Original comment by raynebc on 23 Sep 2010 at 10:05

GoogleCodeExporter commented 8 years ago
It might be best to provide a dialog window for configuring the waveform, such 
as checkboxes for which channels are rendered, and a radio button for how they 
are rendered (selected channels rendered into height of the fretboard area or 
rendered into the height of the editor window).

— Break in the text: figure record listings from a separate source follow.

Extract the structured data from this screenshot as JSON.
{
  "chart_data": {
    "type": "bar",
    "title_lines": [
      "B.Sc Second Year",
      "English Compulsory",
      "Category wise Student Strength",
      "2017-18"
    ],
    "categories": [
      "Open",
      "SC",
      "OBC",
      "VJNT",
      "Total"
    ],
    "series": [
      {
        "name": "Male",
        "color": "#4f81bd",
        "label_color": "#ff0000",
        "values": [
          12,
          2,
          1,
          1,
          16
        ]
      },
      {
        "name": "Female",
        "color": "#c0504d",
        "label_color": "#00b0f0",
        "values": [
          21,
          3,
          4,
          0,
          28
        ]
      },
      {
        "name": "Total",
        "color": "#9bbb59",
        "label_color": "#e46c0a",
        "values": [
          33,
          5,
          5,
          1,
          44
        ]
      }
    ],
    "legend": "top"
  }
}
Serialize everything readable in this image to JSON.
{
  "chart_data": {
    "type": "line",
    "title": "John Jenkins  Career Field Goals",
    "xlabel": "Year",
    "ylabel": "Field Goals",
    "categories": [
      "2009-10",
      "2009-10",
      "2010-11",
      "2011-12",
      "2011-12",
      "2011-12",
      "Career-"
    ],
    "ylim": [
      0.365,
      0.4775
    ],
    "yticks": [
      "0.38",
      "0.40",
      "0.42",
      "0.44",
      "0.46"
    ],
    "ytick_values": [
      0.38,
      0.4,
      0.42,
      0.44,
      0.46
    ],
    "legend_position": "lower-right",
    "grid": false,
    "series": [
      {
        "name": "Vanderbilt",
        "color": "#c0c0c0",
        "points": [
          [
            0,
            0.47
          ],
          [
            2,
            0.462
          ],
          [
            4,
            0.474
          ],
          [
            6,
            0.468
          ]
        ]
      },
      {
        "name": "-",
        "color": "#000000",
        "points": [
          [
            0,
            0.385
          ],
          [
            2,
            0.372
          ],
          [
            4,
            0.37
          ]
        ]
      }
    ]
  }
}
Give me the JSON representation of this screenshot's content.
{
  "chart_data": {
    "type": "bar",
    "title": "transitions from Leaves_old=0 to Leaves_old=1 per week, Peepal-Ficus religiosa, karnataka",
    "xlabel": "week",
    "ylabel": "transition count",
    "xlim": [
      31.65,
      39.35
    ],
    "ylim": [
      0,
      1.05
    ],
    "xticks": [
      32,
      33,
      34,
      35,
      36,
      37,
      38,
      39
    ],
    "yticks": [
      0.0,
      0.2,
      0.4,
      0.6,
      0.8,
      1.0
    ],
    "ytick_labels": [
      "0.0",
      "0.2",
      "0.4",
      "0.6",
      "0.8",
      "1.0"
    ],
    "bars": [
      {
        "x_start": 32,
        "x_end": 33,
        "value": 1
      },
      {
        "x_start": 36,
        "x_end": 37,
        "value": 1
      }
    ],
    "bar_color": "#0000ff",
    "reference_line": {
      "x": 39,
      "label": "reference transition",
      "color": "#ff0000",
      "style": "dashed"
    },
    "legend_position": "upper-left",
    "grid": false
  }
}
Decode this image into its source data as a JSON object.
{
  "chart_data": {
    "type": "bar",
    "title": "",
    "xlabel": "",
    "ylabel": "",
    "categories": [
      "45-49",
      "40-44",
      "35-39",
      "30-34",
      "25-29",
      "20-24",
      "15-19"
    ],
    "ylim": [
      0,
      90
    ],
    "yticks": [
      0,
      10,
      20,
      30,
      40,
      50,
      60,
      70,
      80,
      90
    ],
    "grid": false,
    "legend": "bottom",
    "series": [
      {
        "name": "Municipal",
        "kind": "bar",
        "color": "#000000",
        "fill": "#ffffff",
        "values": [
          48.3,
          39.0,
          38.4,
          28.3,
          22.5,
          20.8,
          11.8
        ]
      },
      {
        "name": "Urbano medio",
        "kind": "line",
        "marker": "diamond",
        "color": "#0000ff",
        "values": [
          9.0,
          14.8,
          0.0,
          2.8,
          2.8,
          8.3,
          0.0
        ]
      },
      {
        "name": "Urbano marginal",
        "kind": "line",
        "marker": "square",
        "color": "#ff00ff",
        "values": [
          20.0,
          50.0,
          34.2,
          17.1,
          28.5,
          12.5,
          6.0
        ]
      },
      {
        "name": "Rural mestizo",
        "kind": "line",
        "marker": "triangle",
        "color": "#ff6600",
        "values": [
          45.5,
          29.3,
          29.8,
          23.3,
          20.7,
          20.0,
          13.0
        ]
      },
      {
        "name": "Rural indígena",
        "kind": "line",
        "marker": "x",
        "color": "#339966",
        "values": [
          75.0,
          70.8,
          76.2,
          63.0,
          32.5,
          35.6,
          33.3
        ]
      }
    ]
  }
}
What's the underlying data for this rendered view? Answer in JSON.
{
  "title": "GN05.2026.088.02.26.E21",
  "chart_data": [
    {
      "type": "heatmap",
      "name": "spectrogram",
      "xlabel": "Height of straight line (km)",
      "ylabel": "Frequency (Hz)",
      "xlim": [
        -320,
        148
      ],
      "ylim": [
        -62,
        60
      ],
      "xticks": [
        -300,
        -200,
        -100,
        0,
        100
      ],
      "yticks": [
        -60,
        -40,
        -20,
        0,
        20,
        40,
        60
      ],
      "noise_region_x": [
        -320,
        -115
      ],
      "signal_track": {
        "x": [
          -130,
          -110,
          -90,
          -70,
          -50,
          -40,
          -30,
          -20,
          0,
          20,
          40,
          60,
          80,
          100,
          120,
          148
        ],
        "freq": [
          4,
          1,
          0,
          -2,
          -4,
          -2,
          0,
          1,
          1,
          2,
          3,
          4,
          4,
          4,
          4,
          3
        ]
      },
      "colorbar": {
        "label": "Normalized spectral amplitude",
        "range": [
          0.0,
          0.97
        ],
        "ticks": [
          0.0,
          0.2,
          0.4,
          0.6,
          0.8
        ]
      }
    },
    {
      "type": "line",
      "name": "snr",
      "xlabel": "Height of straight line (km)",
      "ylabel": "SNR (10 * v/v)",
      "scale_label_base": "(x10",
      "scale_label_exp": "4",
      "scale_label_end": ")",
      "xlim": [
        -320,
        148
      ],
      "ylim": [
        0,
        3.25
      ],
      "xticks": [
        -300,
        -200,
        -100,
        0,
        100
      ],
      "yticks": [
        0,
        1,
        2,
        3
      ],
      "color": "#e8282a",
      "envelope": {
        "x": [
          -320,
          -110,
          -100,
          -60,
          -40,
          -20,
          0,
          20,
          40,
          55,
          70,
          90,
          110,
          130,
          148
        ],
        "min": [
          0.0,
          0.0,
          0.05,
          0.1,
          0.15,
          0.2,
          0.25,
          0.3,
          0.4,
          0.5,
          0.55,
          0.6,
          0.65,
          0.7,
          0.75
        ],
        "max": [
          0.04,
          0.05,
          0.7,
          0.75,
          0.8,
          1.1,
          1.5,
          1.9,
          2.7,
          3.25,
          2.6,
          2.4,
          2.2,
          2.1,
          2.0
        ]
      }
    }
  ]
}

I would also like to move the F5 key input detection so that it can be used 
during playback (for toggling on/off).  Creation of the waveform will only be 
allowed when the chart is paused, as it would definitely cause enough lag to 
desync the chart.

Since the waveform pointer is initialized to NULL on startup, it would probably 
be easiest to call eof_destroy_waveform() and set eof_waveform against NULL in 
eof_init_after_load().  This should ensure that the graph is destroyed when 
another chart is loaded/imported.

Original comment by raynebc on 27 Sep 2010 at 6:23

GoogleCodeExporter commented 8 years ago
Continued in r403.  Now a user interface can be designed for the user to 
specify whether to fit the graph into the fretboard or into the entire editor 
window, and which channels to render.

Original comment by raynebc on 27 Sep 2010 at 8:55

GoogleCodeExporter commented 8 years ago
r404 completes those remaining issues.  After the documentation is updated, 
this enhancement can be considered complete.

Original comment by raynebc on 28 Sep 2010 at 1:30

GoogleCodeExporter commented 8 years ago
It would be a nice addition if the waveform graph settings were maintained 
outside of the waveform structure, so that way each time the graph was created, 
the user wouldn't have to change the settings to his or her preference.  This 
can be achieved by defining a global renderlocation, renderleftchannel and 
renderrightchannel variable.  These variables can be updated by 
eof_menu_song_waveform_settings() and eof_render_waveform() will validate those 
settings and store them in the eof_waveform structure.

Original comment by raynebc on 28 Sep 2010 at 2:40

GoogleCodeExporter commented 8 years ago
Completed in r406.

Original comment by raynebc on 28 Sep 2010 at 7:18